Cyber and physical systems are increasingly interconnected. The prevalence of those connections is at the very core of the mission of the Cybersecurity and Critical Infrastructure Security Agency (CISA), which leads the national effort to protect both cybersecurity and physical infrastructure. CISA leaders describe it as a Venn diagram – where the merged area of cyber and physical systems only continues to grow.
“If we look back 10-15-20 years ago, our cyber systems and our physical systems were somewhat separate, and that overlap in the Venn Diagram was somewhat minimal,” said Nitin Natarajan, deputy director, CISA. “As we look at where we are today, and where we will be in the next three years, five years, ten years – I think that Venn diagram is going to continue to overlap even more.”
Some of the biggest threats to infrastructure today – from power grids to oil and gas pipelines – comes through cybersecurity attacks.

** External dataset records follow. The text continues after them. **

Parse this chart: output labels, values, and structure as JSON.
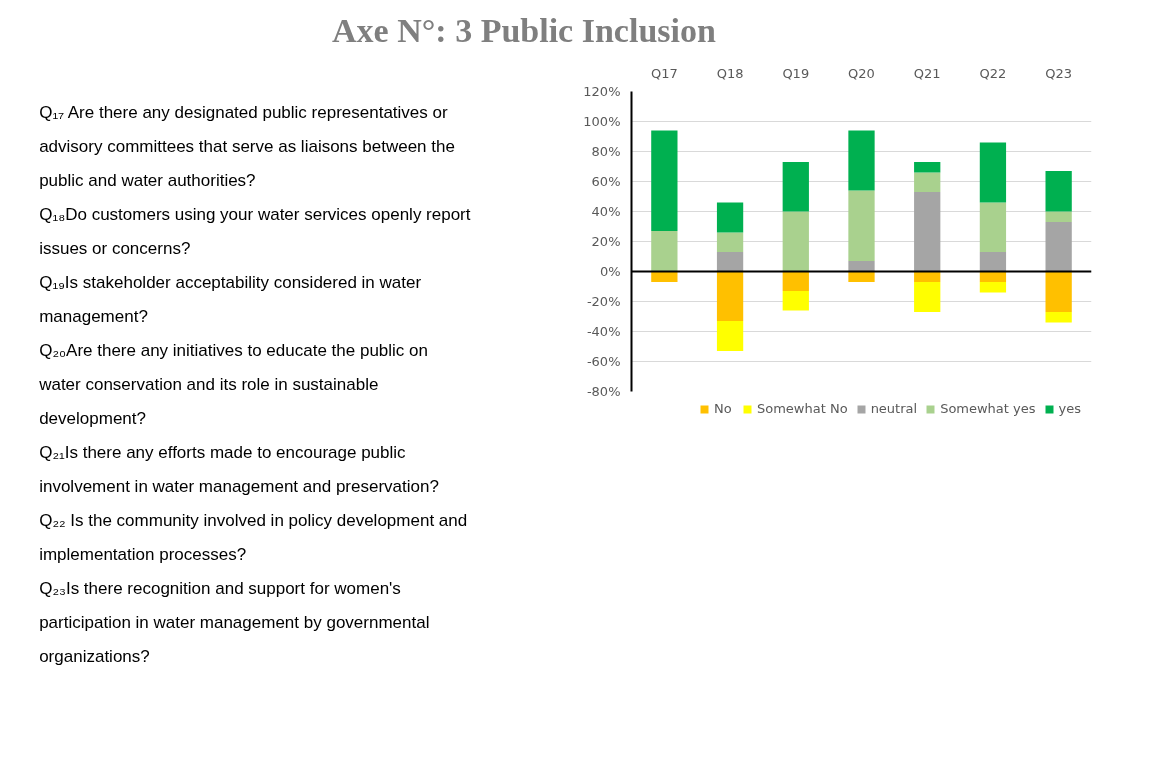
{
  "chart_data": {
    "type": "bar",
    "title": "Axe N°: 3 Public Inclusion",
    "stacked": true,
    "categories": [
      "Q17",
      "Q18",
      "Q19",
      "Q20",
      "Q21",
      "Q22",
      "Q23"
    ],
    "series": [
      {
        "name": "No",
        "color": "#ffc000",
        "values": [
          -7,
          -33,
          -13,
          -7,
          -7,
          -7,
          -27
        ]
      },
      {
        "name": "Somewhat No",
        "color": "#ffff00",
        "values": [
          0,
          -20,
          -13,
          0,
          -20,
          -7,
          -7
        ]
      },
      {
        "name": "neutral",
        "color": "#a5a5a5",
        "values": [
          0,
          13,
          0,
          7,
          53,
          13,
          33
        ]
      },
      {
        "name": "Somewhat yes",
        "color": "#a9d18e",
        "values": [
          27,
          13,
          40,
          47,
          13,
          33,
          7
        ]
      },
      {
        "name": "yes",
        "color": "#00b050",
        "values": [
          67,
          20,
          33,
          40,
          7,
          40,
          27
        ]
      }
    ],
    "ylim": [
      -80,
      120
    ],
    "yticks": [
      {
        "value": -80,
        "label": "-80%"
      },
      {
        "value": -60,
        "label": "-60%"
      },
      {
        "value": -40,
        "label": "-40%"
      },
      {
        "value": -20,
        "label": "-20%"
      },
      {
        "value": 0,
        "label": "0%"
      },
      {
        "value": 20,
        "label": "20%"
      },
      {
        "value": 40,
        "label": "40%"
      },
      {
        "value": 60,
        "label": "60%"
      },
      {
        "value": 80,
        "label": "80%"
      },
      {
        "value": 100,
        "label": "100%"
      },
      {
        "value": 120,
        "label": "120%"
      }
    ],
    "grid": "y",
    "legend": "bottom",
    "annotations": [
      "Q₁₇ Are there any designated public representatives or advisory committees that serve as liaisons between the public and water authorities?",
      "Q₁₈Do customers using your water services openly report issues or concerns?",
      "Q₁₉Is stakeholder acceptability considered in water management?",
      "Q₂₀Are there any initiatives to educate the public on water conservation and its role in sustainable development?",
      "Q₂₁Is there any efforts made to encourage public involvement in water management and preservation?",
      "Q₂₂ Is the community involved in policy development and implementation processes?",
      "Q₂₃Is there recognition and support for women's participation in water management by governmental organizations?"
    ]
  }
}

With the Internet of Things creating increasingly interconnected networks of systems that include physical and cyber assets, it’s no longer as simple as dividing tasks between the kinetic and cyber.
Jermaine Roebuck, deputy associate director, CISA, describes how when he first started working for the Department of Homeland Security, tasks were typically divided between Federal Civilian Executive Branch Departments and Agencies, and another organization dealing with critical infrastructure.

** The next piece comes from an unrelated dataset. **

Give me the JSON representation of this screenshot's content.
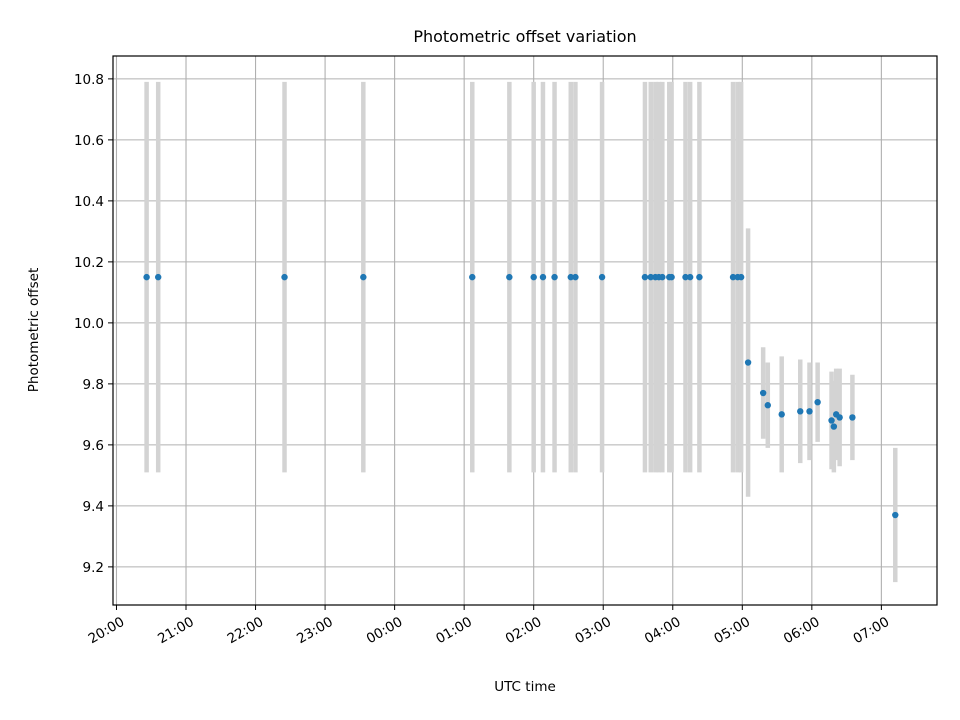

“Over the years we’ve basically merged both organizations,” said Roebuck. “I view it as a partnership. The only way we’re going to be successful in cyberspace, and in the defense of critical infrastructure is if we partner with those organizations.”
CISA works to develop holistic security strategies, helping both the government and private sector consider how to apply good security hygiene across both physical and cyber realms.
“It really is looking at that interdependency, at looking at that crossover – the Venn diagram – where we can’t treat them as separate entities,” said Natarajan. He noted their teams work collaboratively. And as more people and organizations see how cyber and infrastructure protection affect them directly, they’re also more willing to work with others in different areas, and learn from individuals outside of their team or sector.
Automation, AI, interconnected systems – they’re blurred lines that tend to highlight vulnerabilities.
“I think we’re definitely up to the task, but it’s going to be fun task as we look to the next five to ten years,” said Natarajan.